Mais parfois aussi, la lumière n’est pas notre alliée. Par exemple, lorsqu’elle éclaire un peu trop directement la poussière qui sommeille dans les recoins de notre salon et qu’elle nous rappelle que décidément, nous ne sommes pas des as du ménage. Ou lorsqu’elle révèle les imperfections de notre visage dans le miroir de notre salle de bain. Dans ces moments-là, la lumière devient le témoin indiscret de nos idéaux narcissiques et on dirait qu’elle prend un malin plaisir à nous rappeler que nous en sommes bien loin.

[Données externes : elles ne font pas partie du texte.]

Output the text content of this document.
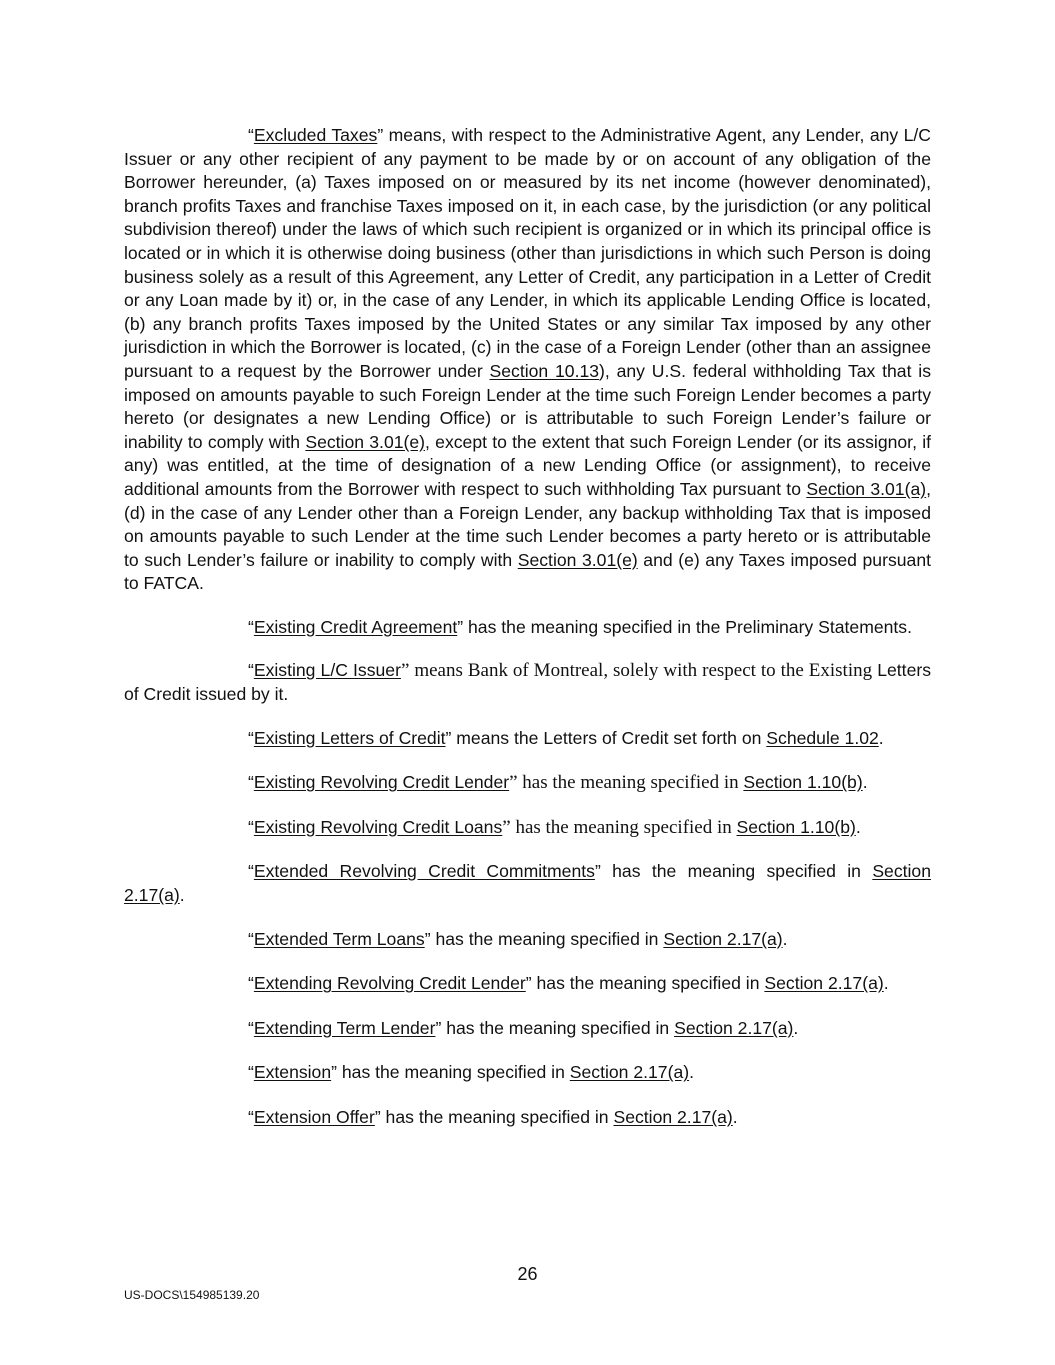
“Excluded Taxes” means, with respect to the Administrative Agent, any Lender, any L/C Issuer or any other recipient of any payment to be made by or on account of any obligation of the Borrower hereunder, (a) Taxes imposed on or measured by its net income (however denominated), branch profits Taxes and franchise Taxes imposed on it, in each case, by the jurisdiction (or any political subdivision thereof) under the laws of which such recipient is organized or in which its principal office is located or in which it is otherwise doing business (other than jurisdictions in which such Person is doing business solely as a result of this Agreement, any Letter of Credit, any participation in a Letter of Credit or any Loan made by it) or, in the case of any Lender, in which its applicable Lending Office is located, (b) any branch profits Taxes imposed by the United States or any similar Tax imposed by any other jurisdiction in which the Borrower is located, (c) in the case of a Foreign Lender (other than an assignee pursuant to a request by the Borrower under Section 10.13), any U.S. federal withholding Tax that is imposed on amounts payable to such Foreign Lender at the time such Foreign Lender becomes a party hereto (or designates a new Lending Office) or is attributable to such Foreign Lender’s failure or inability to comply with Section 3.01(e), except to the extent that such Foreign Lender (or its assignor, if any) was entitled, at the time of designation of a new Lending Office (or assignment), to receive additional amounts from the Borrower with respect to such withholding Tax pursuant to Section 3.01(a), (d) in the case of any Lender other than a Foreign Lender, any backup withholding Tax that is imposed on amounts payable to such Lender at the time such Lender becomes a party hereto or is attributable to such Lender’s failure or inability to comply with Section 3.01(e) and (e) any Taxes imposed pursuant to FATCA.

“Existing Credit Agreement” has the meaning specified in the Preliminary Statements.

“Existing L/C Issuer” means Bank of Montreal, solely with respect to the Existing Letters of Credit issued by it.

“Existing Letters of Credit” means the Letters of Credit set forth on Schedule 1.02.

“Existing Revolving Credit Lender” has the meaning specified in Section 1.10(b).

“Existing Revolving Credit Loans” has the meaning specified in Section 1.10(b).

“Extended Revolving Credit Commitments” has the meaning specified in Section 2.17(a).

“Extended Term Loans” has the meaning specified in Section 2.17(a).

“Extending Revolving Credit Lender” has the meaning specified in Section 2.17(a).

“Extending Term Lender” has the meaning specified in Section 2.17(a).

“Extension” has the meaning specified in Section 2.17(a).

“Extension Offer” has the meaning specified in Section 2.17(a).

26
US-DOCS\154985139.20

Moins prosaïquement, la lumière est aussi convoquée pour exprimer notre rapport à la réalité. Quand on parle de faire la lumière sur une situation, on exprime le désir de voir éclater une vérité au grand jour ou au contraire, la hantise de voir s’étaler publiquement des évènements qu’on souhaiterait cacher.


Nous avons appelé la lumière à chaque fois que nous avons voulu qu’une injustice soit révélée. Nous avons craint la lumière à chaque fois que nous avons refusé d’assumer une attitude ou une parole. Nous l’avons adorée lorsqu’elle nous a donné raison en éclairant les faits qui nous étaient favorables. Nous l’avons détestée lorsqu’elle nous a empêchés d’écrire un récit qui préserve notre ego, en laissant dans l’ombre certains aspects de nos expériences.
La lumière joue donc un rôle ambivalent dans notre existence.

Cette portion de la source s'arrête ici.